Four newspapers were not allowed to include their circulation figures in the report released Monday as a penalty for misstating circulation figures in the past: Newsday of New York's Long Island; the Dallas Morning News; the Chicago Sun-Times and Hoy, a Spanish-language newspaper in New York. The first three papers were among the top 20 in the comparable reporting period a year ago.

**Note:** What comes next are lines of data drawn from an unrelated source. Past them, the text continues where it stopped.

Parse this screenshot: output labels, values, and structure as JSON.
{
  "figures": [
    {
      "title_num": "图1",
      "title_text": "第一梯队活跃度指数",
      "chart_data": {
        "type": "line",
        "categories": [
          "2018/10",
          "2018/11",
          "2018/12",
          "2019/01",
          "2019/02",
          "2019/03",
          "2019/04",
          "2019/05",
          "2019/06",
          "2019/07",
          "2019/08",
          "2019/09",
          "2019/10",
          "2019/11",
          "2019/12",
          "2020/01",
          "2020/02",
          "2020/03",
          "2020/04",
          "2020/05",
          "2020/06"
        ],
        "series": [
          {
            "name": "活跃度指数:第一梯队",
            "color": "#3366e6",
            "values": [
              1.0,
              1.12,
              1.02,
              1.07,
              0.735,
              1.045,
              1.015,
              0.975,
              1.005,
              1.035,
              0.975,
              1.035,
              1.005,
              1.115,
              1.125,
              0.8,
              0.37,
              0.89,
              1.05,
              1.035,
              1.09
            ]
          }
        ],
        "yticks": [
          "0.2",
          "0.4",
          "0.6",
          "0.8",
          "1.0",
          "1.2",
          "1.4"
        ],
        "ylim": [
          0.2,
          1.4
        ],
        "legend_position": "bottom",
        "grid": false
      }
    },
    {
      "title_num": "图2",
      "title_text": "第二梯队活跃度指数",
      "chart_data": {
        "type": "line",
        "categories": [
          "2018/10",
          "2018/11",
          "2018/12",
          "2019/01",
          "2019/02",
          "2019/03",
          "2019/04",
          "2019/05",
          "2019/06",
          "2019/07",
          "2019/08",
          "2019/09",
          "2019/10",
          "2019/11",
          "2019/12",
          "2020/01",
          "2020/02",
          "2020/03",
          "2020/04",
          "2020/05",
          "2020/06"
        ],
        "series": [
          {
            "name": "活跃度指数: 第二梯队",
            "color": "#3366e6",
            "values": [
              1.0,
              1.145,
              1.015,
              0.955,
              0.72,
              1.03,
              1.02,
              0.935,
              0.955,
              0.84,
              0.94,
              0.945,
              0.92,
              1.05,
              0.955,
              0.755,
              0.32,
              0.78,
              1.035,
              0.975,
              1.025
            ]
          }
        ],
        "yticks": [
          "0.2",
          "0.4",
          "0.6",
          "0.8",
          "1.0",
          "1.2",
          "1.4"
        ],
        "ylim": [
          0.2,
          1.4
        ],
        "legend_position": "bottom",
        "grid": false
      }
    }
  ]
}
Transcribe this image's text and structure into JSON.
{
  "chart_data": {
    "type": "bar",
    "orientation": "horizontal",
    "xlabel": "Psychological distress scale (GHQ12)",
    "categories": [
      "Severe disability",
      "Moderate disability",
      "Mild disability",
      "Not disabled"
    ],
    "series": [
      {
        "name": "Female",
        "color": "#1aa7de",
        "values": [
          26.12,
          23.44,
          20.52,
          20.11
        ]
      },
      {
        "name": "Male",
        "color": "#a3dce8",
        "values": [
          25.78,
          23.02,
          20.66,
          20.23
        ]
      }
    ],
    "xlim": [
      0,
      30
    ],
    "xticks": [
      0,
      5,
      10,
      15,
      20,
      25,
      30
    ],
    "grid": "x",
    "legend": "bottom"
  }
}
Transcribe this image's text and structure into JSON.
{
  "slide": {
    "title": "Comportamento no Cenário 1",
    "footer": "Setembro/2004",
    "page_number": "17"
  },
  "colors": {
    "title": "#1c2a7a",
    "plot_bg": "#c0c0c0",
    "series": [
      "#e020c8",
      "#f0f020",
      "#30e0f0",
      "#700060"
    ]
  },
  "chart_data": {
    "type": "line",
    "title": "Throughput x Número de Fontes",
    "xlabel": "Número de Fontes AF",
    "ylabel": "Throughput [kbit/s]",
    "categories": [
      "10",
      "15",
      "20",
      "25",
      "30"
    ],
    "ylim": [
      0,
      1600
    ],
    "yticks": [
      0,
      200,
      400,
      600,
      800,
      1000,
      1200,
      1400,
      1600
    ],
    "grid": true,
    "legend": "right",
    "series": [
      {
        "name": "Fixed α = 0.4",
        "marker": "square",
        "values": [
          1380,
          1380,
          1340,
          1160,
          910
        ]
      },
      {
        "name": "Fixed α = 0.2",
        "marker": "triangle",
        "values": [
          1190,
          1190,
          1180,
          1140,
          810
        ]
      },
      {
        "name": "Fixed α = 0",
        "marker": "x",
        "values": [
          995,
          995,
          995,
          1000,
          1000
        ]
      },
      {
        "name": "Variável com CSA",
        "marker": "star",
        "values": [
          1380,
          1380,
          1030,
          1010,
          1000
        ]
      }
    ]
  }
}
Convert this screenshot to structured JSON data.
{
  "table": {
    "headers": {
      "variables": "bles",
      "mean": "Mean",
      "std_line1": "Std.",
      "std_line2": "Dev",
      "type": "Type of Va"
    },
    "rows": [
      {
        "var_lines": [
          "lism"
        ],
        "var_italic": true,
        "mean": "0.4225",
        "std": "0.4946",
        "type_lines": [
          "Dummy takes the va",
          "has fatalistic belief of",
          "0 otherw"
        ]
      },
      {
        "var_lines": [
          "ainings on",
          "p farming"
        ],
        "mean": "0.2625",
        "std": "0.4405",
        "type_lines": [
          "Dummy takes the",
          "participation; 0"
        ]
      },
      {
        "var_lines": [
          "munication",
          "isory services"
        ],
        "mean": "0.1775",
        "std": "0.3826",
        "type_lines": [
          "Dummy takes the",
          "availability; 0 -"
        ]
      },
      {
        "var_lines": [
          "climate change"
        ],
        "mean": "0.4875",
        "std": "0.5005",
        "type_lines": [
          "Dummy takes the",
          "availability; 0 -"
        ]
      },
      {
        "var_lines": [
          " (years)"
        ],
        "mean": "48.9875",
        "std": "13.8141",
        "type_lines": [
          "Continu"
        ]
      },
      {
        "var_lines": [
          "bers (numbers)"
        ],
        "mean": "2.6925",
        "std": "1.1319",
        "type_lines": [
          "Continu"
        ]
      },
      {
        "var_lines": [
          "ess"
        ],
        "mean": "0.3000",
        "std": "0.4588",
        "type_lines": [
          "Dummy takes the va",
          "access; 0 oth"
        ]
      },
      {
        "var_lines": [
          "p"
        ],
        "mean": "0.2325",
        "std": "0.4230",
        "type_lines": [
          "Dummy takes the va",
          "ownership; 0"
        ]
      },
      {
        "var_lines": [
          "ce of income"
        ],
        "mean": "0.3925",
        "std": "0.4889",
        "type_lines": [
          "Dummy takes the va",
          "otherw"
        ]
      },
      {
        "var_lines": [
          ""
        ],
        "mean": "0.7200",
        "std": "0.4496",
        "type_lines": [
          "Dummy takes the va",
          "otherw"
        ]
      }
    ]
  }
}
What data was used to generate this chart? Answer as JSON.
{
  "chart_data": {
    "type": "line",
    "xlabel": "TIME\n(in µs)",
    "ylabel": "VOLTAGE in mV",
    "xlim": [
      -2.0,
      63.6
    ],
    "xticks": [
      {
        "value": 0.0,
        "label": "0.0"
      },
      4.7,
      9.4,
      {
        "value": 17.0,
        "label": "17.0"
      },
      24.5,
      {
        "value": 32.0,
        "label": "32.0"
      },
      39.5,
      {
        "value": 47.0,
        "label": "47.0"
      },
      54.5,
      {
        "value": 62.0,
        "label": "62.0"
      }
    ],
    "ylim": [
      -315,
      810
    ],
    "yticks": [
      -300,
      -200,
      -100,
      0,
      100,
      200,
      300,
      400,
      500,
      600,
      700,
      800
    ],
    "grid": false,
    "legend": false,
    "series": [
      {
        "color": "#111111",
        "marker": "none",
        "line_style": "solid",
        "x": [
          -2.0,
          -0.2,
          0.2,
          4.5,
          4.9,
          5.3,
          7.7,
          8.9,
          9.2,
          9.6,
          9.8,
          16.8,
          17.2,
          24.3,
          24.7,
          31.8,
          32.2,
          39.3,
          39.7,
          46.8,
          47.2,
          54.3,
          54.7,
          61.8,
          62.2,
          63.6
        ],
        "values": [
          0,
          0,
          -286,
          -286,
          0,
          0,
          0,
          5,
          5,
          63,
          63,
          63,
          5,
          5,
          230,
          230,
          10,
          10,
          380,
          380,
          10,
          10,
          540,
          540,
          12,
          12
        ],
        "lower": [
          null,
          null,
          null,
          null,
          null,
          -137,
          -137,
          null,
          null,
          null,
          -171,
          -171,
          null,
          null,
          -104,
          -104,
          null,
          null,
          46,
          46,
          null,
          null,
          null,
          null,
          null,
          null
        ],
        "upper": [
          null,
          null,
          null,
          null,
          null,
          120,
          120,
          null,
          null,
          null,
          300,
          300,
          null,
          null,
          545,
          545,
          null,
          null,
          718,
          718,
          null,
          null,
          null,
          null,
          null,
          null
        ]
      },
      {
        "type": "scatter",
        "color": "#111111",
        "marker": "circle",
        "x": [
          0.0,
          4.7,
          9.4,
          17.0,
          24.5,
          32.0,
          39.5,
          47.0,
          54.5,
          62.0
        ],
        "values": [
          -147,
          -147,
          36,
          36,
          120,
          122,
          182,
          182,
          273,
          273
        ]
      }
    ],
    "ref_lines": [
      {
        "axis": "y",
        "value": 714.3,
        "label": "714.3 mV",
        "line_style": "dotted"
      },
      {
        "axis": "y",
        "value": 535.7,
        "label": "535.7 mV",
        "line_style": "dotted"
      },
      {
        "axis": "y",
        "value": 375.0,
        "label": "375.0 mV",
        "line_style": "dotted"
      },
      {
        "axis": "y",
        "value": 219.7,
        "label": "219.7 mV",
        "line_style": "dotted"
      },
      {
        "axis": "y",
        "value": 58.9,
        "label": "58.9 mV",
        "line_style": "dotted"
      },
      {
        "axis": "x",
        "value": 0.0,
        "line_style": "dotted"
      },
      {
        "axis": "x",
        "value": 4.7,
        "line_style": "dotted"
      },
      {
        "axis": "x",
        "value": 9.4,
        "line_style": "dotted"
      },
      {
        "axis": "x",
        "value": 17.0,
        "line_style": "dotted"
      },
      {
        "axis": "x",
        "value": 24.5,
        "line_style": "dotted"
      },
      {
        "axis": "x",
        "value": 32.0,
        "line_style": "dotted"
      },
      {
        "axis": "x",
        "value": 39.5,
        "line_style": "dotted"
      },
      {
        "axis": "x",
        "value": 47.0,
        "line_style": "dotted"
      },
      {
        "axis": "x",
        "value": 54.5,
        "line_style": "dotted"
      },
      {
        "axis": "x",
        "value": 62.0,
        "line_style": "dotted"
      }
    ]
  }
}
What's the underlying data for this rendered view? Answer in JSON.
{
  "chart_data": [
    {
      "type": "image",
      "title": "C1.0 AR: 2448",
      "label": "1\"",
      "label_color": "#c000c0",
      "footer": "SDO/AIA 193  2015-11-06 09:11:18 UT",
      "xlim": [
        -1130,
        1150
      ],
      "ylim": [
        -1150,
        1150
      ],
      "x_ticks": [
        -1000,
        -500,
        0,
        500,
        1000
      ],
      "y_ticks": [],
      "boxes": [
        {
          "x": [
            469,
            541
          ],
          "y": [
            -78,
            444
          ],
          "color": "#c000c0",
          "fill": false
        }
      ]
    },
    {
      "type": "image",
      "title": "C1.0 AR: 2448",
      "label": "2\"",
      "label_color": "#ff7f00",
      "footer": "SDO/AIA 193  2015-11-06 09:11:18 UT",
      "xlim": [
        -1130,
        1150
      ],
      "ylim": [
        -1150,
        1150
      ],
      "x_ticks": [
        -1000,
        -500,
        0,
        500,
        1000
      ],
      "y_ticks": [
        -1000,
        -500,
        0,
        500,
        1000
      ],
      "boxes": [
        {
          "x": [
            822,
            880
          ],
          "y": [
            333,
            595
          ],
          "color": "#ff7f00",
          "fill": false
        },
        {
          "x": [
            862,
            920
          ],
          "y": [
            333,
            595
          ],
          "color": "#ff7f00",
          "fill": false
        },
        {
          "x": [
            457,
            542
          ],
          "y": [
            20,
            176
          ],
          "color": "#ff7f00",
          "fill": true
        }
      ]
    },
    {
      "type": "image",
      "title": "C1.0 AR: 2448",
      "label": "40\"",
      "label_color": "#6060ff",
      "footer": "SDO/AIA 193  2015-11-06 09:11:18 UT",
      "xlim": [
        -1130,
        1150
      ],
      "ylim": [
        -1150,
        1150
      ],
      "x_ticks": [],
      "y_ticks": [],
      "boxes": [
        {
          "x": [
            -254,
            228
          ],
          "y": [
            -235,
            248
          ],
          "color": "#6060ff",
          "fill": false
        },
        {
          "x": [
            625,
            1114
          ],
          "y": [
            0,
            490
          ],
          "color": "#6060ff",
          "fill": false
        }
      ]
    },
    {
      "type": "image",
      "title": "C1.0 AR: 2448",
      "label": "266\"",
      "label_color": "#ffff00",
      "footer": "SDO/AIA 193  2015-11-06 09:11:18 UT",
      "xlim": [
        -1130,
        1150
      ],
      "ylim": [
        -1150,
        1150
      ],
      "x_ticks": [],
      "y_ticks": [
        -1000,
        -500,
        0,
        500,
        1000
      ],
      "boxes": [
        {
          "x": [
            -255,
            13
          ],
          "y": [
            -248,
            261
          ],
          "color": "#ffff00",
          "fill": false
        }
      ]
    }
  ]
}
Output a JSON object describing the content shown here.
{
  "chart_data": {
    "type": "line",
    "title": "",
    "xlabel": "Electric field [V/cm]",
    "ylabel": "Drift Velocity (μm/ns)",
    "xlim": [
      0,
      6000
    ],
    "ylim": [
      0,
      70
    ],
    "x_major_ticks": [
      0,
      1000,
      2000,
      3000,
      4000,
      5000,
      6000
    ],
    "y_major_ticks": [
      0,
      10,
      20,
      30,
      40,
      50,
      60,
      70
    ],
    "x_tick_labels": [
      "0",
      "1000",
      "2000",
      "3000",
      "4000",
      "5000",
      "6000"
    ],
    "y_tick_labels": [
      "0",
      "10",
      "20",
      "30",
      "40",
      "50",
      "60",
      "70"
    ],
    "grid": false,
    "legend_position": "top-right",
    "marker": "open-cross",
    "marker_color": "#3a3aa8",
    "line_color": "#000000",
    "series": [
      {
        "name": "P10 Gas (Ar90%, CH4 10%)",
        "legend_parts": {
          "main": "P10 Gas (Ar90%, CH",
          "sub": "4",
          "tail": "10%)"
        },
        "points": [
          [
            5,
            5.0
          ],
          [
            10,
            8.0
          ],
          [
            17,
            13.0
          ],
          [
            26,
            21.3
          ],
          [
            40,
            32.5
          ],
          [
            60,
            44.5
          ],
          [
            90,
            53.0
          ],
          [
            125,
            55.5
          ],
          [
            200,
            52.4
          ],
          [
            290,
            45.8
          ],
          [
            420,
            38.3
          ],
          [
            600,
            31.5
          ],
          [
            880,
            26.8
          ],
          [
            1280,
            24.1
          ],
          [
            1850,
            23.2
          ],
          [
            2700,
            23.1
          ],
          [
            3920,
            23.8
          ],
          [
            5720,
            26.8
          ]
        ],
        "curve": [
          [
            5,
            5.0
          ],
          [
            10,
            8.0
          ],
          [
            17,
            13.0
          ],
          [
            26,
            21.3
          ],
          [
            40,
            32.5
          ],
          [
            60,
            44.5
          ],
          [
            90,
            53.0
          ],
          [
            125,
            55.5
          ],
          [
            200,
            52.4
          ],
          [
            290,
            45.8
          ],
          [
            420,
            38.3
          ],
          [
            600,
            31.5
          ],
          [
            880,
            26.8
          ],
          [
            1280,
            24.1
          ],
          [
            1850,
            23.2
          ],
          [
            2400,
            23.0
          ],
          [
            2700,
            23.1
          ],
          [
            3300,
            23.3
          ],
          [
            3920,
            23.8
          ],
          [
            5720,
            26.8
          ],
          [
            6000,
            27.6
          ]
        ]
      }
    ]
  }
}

(a) Includes Saturday circulation.
[businessweek]

4 comments:

thc said...

Gee, why would their circulations be down when their quality remains so good?

Anonymous said...

The Chron was also in the top five nationally for bunk circulation. Something like one out of eight of their papers is a freebie. Plus they printed a picture of Dylan and said it was from the Rolling Thunder Review, when actually it was taken several years earlier at the Isle of Wright. If they don't know a white suit from a leather jacket, what else don't the know?

H. Brute
Sharpstown, TX

Anonymous said...

See what happens when you let a bunch of "bloggers" call themselves "journalists".

Anonymous said...

Well...San Francisco/New York's Hearst & its Houston Chronicle writers obviusly don't like Texas and don't like America. Why SHOULD we like the Chronicle?